Padding is your pal. So suit up when you do things like in-line skating or play contact sports. If your joints already ache, it might help to wear braces when you play tennis or golf.
Shed Some Pounds
Your size affects some of the strain on your hips, knees, and back. Even a little weight loss can help. Every pound you lose takes 4 pounds of pressure off the knees. Ask your doctor what is the best way for you to get started.
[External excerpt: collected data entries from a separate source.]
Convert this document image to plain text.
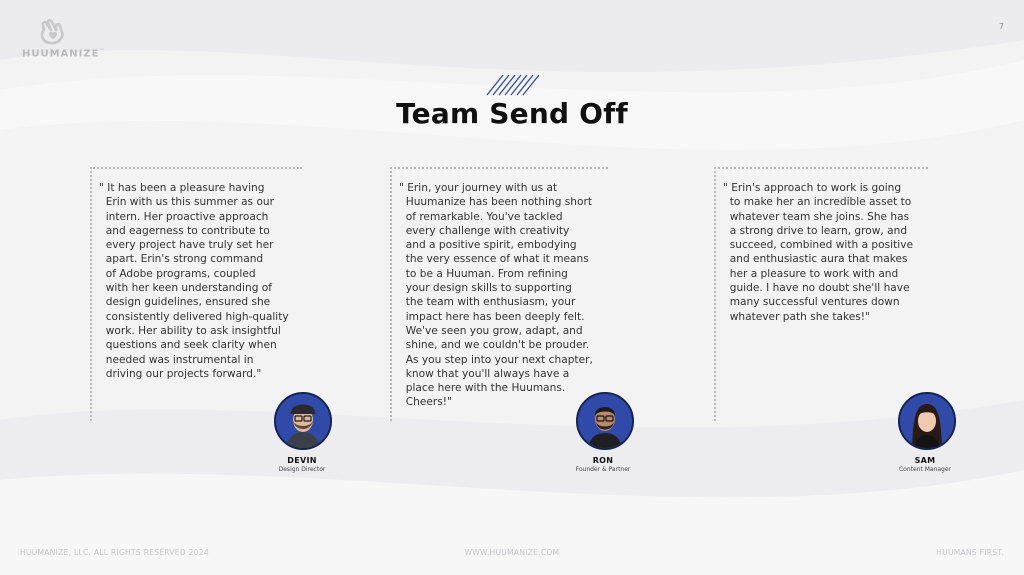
HUUMANIZE™
7
Team Send Off
" It has been a pleasure having
Erin with us this summer as our
intern. Her proactive approach
and eagerness to contribute to
every project have truly set her
apart. Erin's strong command
of Adobe programs, coupled
with her keen understanding of
design guidelines, ensured she
consistently delivered high-quality
work. Her ability to ask insightful
questions and seek clarity when
needed was instrumental in
driving our projects forward."
DEVIN
Design Director
" Erin, your journey with us at
Huumanize has been nothing short
of remarkable. You've tackled
every challenge with creativity
and a positive spirit, embodying
the very essence of what it means
to be a Huuman. From refining
your design skills to supporting
the team with enthusiasm, your
impact here has been deeply felt.
We've seen you grow, adapt, and
shine, and we couldn't be prouder.
As you step into your next chapter,
know that you'll always have a
place here with the Huumans.
Cheers!"
RON
Founder & Partner
" Erin's approach to work is going
to make her an incredible asset to
whatever team she joins. She has
a strong drive to learn, grow, and
succeed, combined with a positive
and enthusiastic aura that makes
her a pleasure to work with and
guide. I have no doubt she'll have
many successful ventures down
whatever path she takes!"
SAM
Content Manager
HUUMANIZE, LLC. ALL RIGHTS RESERVED 2024	WWW.HUUMANIZE.COM	HUUMANS FIRST.
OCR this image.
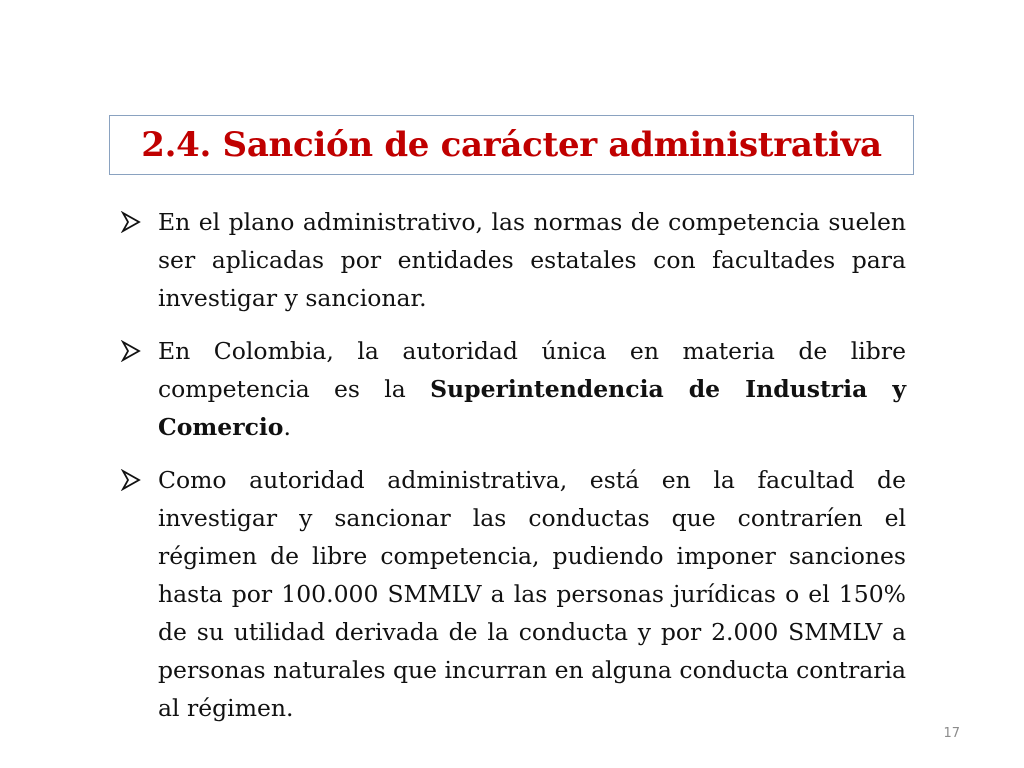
2.4. Sanción de carácter administrativa
En el plano administrativo, las normas de competencia suelen ser aplicadas por entidades estatales con facultades para investigar y sancionar.
En Colombia, la autoridad única en materia de libre competencia es la Superintendencia de Industria y Comercio.
Como autoridad administrativa, está en la facultad de investigar y sancionar las conductas que contraríen el régimen de libre competencia, pudiendo imponer sanciones hasta por 100.000 SMMLV a las personas jurídicas o el 150% de su utilidad derivada de la conducta y por 2.000 SMMLV a personas naturales que incurran en alguna conducta contraria al régimen.
17
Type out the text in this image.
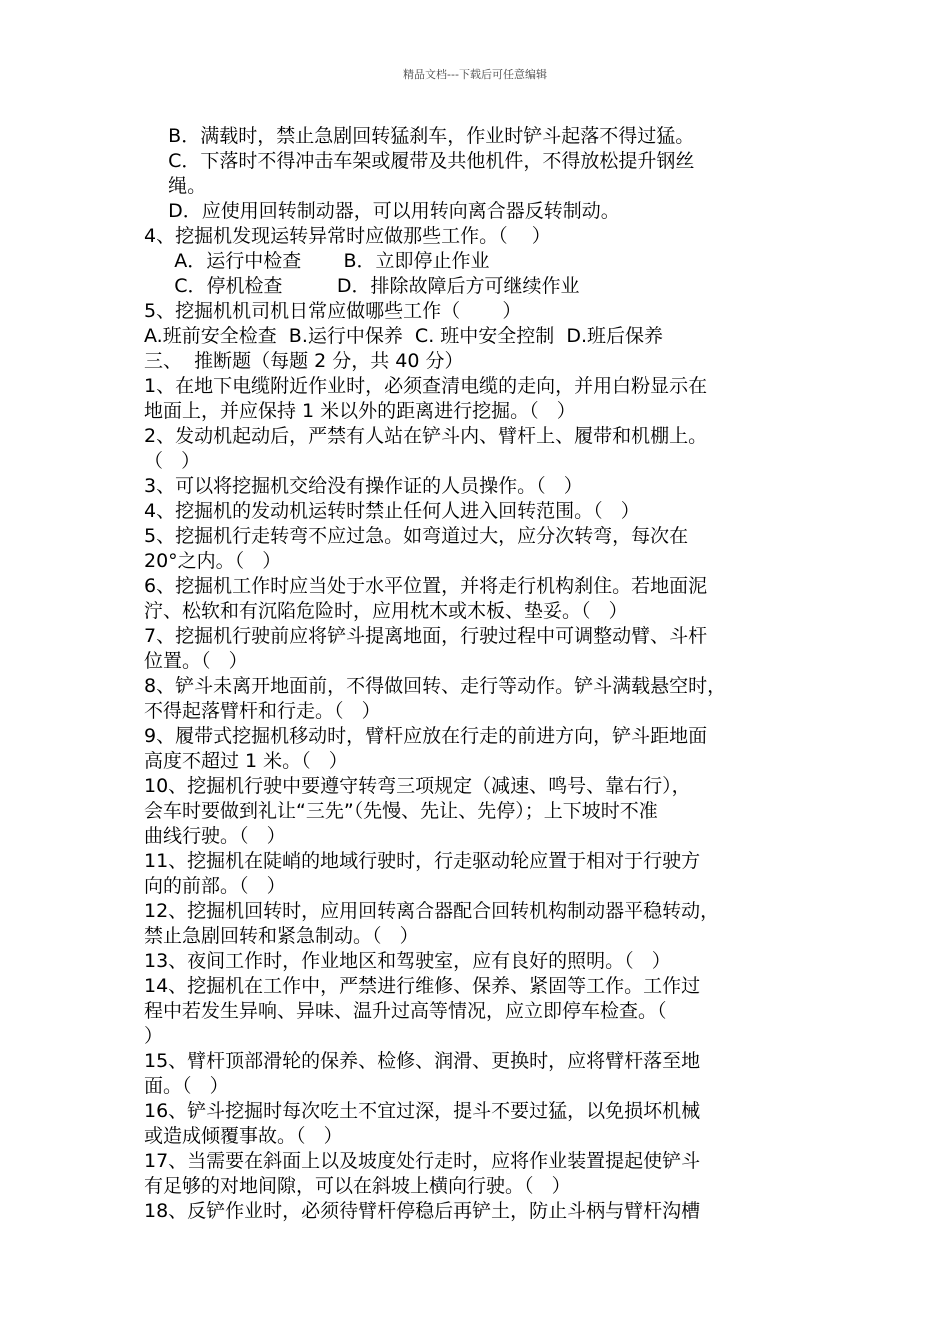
精品文档---下载后可任意编辑
B．满载时，禁止急剧回转猛刹车，作业时铲斗起落不得过猛。
C．下落时不得冲击车架或履带及共他机件，不得放松提升钢丝
绳。
D．应使用回转制动器，可以用转向离合器反转制动。
4、挖掘机发现运转异常时应做那些工作。（    ）
A．运行中检查       B．立即停止作业
C．停机检查         D．排除故障后方可继续作业
5、挖掘机机司机日常应做哪些工作（       ）
A.班前安全检查  B.运行中保养  C. 班中安全控制  D.班后保养
三、  推断题（每题 2 分，共 40 分）
1、在地下电缆附近作业时，必须查清电缆的走向，并用白粉显示在
地面上，并应保持 1 米以外的距离进行挖掘。（   ）
2、发动机起动后，严禁有人站在铲斗内、臂杆上、履带和机棚上。
（   ）
3、可以将挖掘机交给没有操作证的人员操作。（   ）
4、挖掘机的发动机运转时禁止任何人进入回转范围。（   ）
5、挖掘机行走转弯不应过急。如弯道过大，应分次转弯，每次在
20°之内。（   ）
6、挖掘机工作时应当处于水平位置，并将走行机构刹住。若地面泥
泞、松软和有沉陷危险时，应用枕木或木板、垫妥。（   ）
7、挖掘机行驶前应将铲斗提离地面，行驶过程中可调整动臂、斗杆
位置。（   ）
8、铲斗未离开地面前，不得做回转、走行等动作。铲斗满载悬空时，
不得起落臂杆和行走。（   ）
9、履带式挖掘机移动时，臂杆应放在行走的前进方向，铲斗距地面
高度不超过 1 米。（   ）
10、挖掘机行驶中要遵守转弯三项规定（减速、鸣号、靠右行），
会车时要做到礼让“三先”（先慢、先让、先停）；上下坡时不准
曲线行驶。（   ）
11、挖掘机在陡峭的地域行驶时，行走驱动轮应置于相对于行驶方
向的前部。（   ）
12、挖掘机回转时，应用回转离合器配合回转机构制动器平稳转动，
禁止急剧回转和紧急制动。（   ）
13、夜间工作时，作业地区和驾驶室，应有良好的照明。（   ）
14、挖掘机在工作中，严禁进行维修、保养、紧固等工作。工作过
程中若发生异响、异味、温升过高等情况，应立即停车检查。（
）
15、臂杆顶部滑轮的保养、检修、润滑、更换时，应将臂杆落至地
面。（   ）
16、铲斗挖掘时每次吃土不宜过深，提斗不要过猛，以免损坏机械
或造成倾覆事故。（   ）
17、当需要在斜面上以及坡度处行走时，应将作业装置提起使铲斗
有足够的对地间隙，可以在斜坡上横向行驶。（   ）
18、反铲作业时，必须待臂杆停稳后再铲土，防止斗柄与臂杆沟槽
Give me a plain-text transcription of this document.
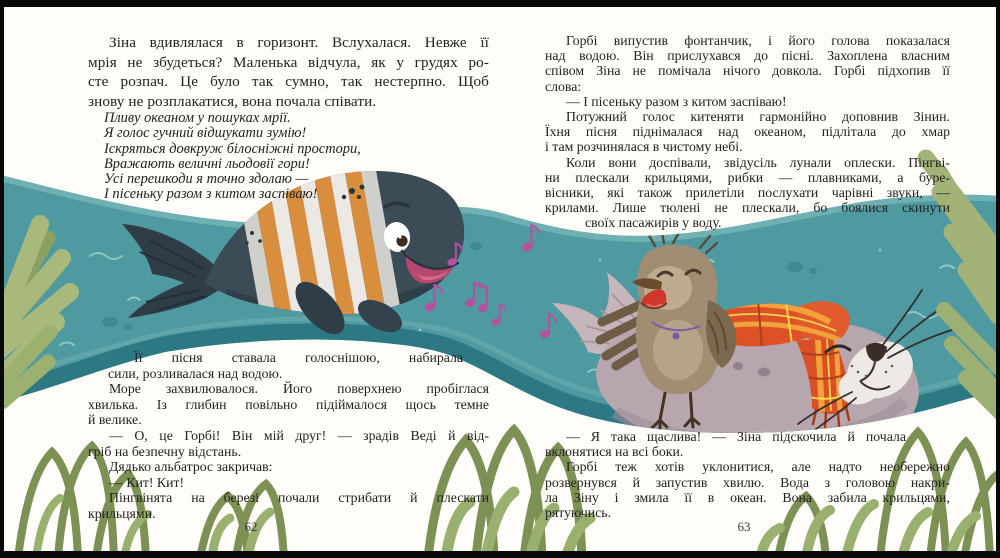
Зіна вдивлялася в горизонт. Вслухалася. Невже її
мрія не збудеться? Маленька відчула, як у грудях ро-
сте розпач. Це було так сумно, так нестерпно. Щоб
знову не розплакатися, вона почала співати.
Пливу океаном у пошуках мрії.
Я голос гучний відшукати зумію!
Іскряться довкруж білосніжні простори,
Вражають величні льодовії гори!
Усі перешкоди я точно здолаю —
І пісеньку разом з китом заспіваю!
Її пісня ставала голоснішою, набирала
сили, розливалася над водою.
Море захвилювалося. Його поверхнею пробіглася
хвилька. Із глибин повільно підіймалося щось темне
й велике.
— О, це Горбі! Він мій друг! — зрадів Веді й від-
гріб на безпечну відстань.
Дядько альбатрос закричав:
— Кит! Кит!
Пінгвінята на березі почали стрибати й плескати
крильцями.
Горбі випустив фонтанчик, і його голова показалася
над водою. Він прислухався до пісні. Захоплена власним
співом Зіна не помічала нічого довкола. Горбі підхопив її
слова:
— І пісеньку разом з китом заспіваю!
Потужний голос китеняти гармонійно доповнив Зінин.
Їхня пісня піднімалася над океаном, підлітала до хмар
і там розчинялася в чистому небі.
Коли вони доспівали, звідусіль лунали оплески. Пінгві-
ни плескали крильцями, рибки — плавниками, а буре-
вісники, які також прилетіли послухати чарівні звуки, —
крилами. Лише тюлені не плескали, бо боялися скинути
своїх пасажирів у воду.
— Я така щаслива! — Зіна підскочила й почала
вклонятися на всі боки.
Горбі теж хотів уклонитися, але надто необережно
розвернувся й запустив хвилю. Вода з головою накри-
ла Зіну і змила її в океан. Вона забила крильцями,
рятуючись.
62	63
Don't Stretch Before Exercise
Flexibility helps you move better. Try to stretch daily or at least three times a week. But do not do it when your muscles are cold. Do a light warm-up first, like walking for 10 minutes, to loosen up the joints, ligaments, and tendons around them.
Which exercise is good? The best choices are activities that do not pound your joints, like walking, bicycling, swimming, and strength training.
Flex Some Muscle
Get stronger to give your joints better support. Even a little more strength makes a difference. A physical therapist or certified trainer can show you what moves to do and how to do them. If you have joint problems, avoid quick, repetitive movements
Work on Your Range
Are your joints too stiff? You will want to get back as much range of motion as you can. That is the normal amount a joint can move in certain directions. Your doctor or physical therapist can recommend exercises to get yours where it should be.
Power Up Your Core
Stronger abs and back muscles help your balance. That means you are less likely to fall or get injured. Add core (abdominal, back, and hip) strengthening exercises to your routine. Pilates and yoga are great workouts to try.
Know Your Limits
It is normal to have some muscle aches after you exercise. But if you hurt for more than 48 hours, you may have overdone it. Do not push so hard next time. Working through the pain can lead to an injury or damage.
If you have rheumatoid arthritis joint pain, a fish dish could help. Fatty cold-water types like salmon and mackerel are good sources of omega-3 fatty acids, which help keep joints healthy. They also lower inflammation, which causes joint pain and tenderness in people with rheumatoid arthritis. If you do not like fish you can try fish oil capsules instead.
Keep Your Bones Strong
Calcium and vitamin D can help. Dairy products are the best sources of calcium, but other options are green, leafy vegetables like broccoli and kale. If you do not get enough calcium from food, ask your doctor about supplements.
Target Your Posture
Stand and sit up straight to protect joints from your neck down to your knees. A walk can improve your posture, too. The faster you go, the harder your muscles work to keep you upright. Swimming can also help.